EUMEDGRID-Support: Sustainability of e-Infrastructures across the Mediterranean

EUMEDGRID vision has facilitated improvements at technological level and fostered the know-how of networking and computing professionals across the Mediterranean. The resulting pilot grid infrastructure for research in the region was interoperable and compatible with the Enabling Grids for e-Science (EGEE), the world’s largest multi-disciplinary grid infrastructure connecting over 10,000 researchers world-wide, from fields as diverse as high energy physics and earth and life sciences.

EUMEDGRID-Support (2010-2012), kicking off on 1 January 2010, will hold its launch event 25-28 January 2010 in Cairo, Egypt. The event will set the foundation for the project, which builds on the successful outcomes of EUMEDGRID (2006-2008), and spotlights Europe and the Mediterranean and Middle-east regions through an open dialogue aimed at increasing stakeholder and community awareness on the fundamental importance of e-Infrastructures with the ultimate goal of ensuring long-term sustainability. To maximise outcomes, EUMEDGRID-Support adopts a two-fold approach: bottom-up approach - serving to raise awareness among researchers, students and technical personnel who can greatly benefit from using e-Infrastructures in their work; and top-down bringing into sharp relief the need for a policy framework developed with funding bodies highlighting the value-add and need for e-Infrastructures to empower researchers and advance the frontiers of scientific research.

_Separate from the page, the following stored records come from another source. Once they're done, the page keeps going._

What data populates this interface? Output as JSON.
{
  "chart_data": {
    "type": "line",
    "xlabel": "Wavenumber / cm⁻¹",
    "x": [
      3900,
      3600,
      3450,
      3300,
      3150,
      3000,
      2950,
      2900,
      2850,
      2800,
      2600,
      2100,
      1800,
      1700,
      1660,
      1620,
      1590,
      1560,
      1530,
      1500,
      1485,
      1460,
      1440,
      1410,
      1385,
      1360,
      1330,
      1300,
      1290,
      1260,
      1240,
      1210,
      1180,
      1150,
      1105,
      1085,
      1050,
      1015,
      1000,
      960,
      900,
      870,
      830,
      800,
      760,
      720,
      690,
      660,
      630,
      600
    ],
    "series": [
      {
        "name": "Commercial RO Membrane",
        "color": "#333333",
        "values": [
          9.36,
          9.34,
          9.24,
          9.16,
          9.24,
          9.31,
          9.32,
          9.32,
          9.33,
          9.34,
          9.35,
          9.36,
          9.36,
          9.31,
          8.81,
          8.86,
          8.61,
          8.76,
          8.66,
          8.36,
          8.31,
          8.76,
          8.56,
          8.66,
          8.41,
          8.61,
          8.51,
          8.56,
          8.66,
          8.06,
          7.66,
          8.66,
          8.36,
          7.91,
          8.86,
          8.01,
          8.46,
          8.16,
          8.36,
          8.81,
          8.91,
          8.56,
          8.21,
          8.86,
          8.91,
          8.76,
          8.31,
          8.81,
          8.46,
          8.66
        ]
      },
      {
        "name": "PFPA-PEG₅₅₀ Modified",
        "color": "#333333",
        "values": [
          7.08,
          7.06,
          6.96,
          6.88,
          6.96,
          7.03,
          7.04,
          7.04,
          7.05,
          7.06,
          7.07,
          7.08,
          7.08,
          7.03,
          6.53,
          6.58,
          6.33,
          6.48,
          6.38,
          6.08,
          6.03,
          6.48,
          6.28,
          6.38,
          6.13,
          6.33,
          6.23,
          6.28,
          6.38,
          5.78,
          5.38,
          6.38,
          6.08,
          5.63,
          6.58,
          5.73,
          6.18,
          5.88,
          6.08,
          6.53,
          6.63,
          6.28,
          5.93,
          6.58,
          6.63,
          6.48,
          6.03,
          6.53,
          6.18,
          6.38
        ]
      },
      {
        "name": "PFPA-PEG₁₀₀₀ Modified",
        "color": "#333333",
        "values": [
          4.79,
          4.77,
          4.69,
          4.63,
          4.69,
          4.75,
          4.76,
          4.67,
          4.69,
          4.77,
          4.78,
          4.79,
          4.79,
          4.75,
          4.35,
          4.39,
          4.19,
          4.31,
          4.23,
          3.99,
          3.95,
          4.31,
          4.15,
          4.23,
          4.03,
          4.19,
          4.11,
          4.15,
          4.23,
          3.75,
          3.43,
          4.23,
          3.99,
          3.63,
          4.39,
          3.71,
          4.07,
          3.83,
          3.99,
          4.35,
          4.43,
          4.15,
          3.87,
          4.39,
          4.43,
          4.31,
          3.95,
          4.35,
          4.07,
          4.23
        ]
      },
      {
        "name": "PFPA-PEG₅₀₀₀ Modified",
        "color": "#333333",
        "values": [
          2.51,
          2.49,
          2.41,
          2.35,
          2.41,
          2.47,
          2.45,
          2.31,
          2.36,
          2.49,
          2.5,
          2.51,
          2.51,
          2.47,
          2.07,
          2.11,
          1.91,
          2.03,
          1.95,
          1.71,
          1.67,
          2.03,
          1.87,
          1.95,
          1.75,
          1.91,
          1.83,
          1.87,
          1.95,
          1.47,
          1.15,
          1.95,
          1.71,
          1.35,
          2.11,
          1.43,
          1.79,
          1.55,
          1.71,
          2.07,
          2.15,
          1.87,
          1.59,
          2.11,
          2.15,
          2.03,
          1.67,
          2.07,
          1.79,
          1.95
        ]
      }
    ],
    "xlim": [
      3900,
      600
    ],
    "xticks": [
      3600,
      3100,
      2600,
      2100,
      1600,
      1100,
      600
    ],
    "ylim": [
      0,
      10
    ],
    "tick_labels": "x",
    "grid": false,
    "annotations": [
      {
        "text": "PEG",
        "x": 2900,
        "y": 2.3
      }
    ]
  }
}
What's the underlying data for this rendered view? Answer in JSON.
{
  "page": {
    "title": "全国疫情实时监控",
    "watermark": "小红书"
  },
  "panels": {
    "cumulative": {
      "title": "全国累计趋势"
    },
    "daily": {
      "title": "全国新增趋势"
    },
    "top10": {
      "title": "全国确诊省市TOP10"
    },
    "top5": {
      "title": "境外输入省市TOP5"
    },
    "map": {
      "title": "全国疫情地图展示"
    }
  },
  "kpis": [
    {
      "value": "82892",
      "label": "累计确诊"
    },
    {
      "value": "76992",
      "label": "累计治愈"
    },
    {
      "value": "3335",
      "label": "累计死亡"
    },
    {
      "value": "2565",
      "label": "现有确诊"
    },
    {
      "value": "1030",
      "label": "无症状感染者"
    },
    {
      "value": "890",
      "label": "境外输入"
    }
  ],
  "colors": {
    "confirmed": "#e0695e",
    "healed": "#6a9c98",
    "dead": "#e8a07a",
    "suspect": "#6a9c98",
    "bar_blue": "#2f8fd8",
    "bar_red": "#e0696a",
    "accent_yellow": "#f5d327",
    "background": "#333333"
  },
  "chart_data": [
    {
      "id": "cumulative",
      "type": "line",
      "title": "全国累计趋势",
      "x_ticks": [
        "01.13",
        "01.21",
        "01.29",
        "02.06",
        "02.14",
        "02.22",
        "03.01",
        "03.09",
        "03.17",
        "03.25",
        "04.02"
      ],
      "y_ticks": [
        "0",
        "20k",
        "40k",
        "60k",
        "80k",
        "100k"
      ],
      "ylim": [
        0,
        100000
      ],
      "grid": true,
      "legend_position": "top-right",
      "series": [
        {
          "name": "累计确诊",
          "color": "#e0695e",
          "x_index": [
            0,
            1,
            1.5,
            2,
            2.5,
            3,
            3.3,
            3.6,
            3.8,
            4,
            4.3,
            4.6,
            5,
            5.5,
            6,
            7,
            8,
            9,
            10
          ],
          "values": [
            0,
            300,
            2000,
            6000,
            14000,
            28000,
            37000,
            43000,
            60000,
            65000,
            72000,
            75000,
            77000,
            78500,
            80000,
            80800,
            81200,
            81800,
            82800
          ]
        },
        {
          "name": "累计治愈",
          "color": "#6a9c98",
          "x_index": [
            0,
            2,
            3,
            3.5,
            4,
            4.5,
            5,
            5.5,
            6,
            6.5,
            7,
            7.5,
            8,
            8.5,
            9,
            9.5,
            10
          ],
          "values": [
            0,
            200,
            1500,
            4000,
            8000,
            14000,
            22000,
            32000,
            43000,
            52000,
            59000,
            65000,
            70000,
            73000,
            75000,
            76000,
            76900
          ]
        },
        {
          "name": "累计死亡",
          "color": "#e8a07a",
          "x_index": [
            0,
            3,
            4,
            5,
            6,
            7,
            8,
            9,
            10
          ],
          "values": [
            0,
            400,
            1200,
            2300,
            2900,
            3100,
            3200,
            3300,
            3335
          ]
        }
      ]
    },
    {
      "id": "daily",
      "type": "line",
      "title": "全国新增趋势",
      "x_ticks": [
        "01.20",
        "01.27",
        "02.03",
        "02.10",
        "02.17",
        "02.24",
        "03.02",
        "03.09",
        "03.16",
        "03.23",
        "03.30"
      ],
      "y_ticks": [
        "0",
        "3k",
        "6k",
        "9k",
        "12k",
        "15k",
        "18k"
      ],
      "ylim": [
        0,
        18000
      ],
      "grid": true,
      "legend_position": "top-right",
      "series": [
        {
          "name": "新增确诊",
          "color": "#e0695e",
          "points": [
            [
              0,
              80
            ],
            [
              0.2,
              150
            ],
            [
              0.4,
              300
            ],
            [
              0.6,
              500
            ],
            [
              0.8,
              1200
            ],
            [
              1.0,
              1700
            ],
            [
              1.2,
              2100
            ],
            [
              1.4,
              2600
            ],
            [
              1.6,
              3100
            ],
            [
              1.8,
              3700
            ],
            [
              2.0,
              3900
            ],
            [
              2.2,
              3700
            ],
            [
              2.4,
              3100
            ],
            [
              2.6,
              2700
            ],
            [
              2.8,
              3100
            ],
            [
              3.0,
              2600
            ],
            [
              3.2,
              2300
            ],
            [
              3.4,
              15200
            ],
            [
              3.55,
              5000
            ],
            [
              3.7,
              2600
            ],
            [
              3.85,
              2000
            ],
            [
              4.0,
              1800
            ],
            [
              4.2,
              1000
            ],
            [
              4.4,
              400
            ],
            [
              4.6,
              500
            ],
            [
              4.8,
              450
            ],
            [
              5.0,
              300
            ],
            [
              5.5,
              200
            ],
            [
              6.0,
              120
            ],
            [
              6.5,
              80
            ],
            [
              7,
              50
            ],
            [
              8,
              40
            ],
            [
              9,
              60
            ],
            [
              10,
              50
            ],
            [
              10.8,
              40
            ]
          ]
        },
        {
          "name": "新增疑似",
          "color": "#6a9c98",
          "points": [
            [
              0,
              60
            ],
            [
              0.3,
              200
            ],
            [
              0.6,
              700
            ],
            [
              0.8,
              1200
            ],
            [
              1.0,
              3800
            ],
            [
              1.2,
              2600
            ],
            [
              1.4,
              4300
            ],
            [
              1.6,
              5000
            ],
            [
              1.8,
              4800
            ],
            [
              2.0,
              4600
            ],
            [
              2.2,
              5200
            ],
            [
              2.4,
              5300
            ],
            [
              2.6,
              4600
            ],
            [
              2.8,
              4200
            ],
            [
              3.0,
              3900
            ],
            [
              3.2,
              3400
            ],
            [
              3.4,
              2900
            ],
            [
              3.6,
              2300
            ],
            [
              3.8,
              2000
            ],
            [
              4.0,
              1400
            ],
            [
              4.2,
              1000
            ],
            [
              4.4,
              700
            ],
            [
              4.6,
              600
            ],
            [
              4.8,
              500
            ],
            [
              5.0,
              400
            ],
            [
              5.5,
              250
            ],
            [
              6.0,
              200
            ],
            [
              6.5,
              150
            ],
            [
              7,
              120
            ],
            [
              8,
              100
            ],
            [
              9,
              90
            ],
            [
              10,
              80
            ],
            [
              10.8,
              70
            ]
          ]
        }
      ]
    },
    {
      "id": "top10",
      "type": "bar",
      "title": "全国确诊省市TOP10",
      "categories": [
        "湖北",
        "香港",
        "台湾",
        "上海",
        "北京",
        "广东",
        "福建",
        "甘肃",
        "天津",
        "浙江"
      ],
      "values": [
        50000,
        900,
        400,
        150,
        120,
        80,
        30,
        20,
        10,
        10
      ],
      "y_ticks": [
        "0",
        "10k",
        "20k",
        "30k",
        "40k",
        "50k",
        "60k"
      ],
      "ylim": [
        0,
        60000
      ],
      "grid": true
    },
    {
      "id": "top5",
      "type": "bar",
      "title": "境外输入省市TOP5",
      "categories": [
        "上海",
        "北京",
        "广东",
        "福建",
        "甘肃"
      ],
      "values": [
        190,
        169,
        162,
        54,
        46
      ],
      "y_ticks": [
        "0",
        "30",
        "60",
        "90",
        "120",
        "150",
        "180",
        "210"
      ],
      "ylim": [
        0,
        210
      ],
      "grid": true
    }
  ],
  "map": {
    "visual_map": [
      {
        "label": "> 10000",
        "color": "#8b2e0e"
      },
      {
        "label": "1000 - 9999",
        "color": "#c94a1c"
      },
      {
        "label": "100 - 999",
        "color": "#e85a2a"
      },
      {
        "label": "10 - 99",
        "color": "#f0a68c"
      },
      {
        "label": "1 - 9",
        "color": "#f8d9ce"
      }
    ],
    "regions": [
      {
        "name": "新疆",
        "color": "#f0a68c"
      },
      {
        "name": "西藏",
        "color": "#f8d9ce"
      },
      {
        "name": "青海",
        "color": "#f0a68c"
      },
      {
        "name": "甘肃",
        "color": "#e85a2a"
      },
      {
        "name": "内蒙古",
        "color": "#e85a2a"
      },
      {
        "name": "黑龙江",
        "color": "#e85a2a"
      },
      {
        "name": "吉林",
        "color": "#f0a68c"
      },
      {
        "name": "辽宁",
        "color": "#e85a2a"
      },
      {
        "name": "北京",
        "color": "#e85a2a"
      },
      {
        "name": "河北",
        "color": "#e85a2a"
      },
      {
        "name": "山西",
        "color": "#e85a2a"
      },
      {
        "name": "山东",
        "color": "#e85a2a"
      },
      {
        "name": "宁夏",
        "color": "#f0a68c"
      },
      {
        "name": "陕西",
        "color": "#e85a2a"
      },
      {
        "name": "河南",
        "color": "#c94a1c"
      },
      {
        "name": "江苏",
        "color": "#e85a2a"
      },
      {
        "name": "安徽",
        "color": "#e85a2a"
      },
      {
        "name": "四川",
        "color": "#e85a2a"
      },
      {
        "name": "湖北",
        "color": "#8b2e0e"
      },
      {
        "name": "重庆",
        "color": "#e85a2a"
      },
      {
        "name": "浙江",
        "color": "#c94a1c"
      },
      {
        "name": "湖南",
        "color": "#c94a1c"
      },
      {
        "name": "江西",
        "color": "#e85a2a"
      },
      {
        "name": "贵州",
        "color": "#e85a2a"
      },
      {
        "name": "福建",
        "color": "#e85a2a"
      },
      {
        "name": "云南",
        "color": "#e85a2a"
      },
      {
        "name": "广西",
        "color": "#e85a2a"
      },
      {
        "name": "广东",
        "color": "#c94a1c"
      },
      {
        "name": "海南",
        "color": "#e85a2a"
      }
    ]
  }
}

"EUMEDGRID-Support is a strategic and timely project, which effectively responds to the pressing need for computing power and storage capacity provided by large computing systems or supercomputing centres and sophisticated tools. However, these advanced infrastructures are expensive to build and can only be justified by a critical mass of users. Through the creation of virtual, distributed environments, research institutions and universities, which are supported by appropriate policies, ensure access and resources to user groups from several domains. These resources thus empower researchers to co-operate with peers in different parts of the world in real time, optimising human resources and "brainware", says Federico Ruggieri, INFN (National Institute for Nuclear Physics), Italy and co-ordinator of EUMEDGrid-Support.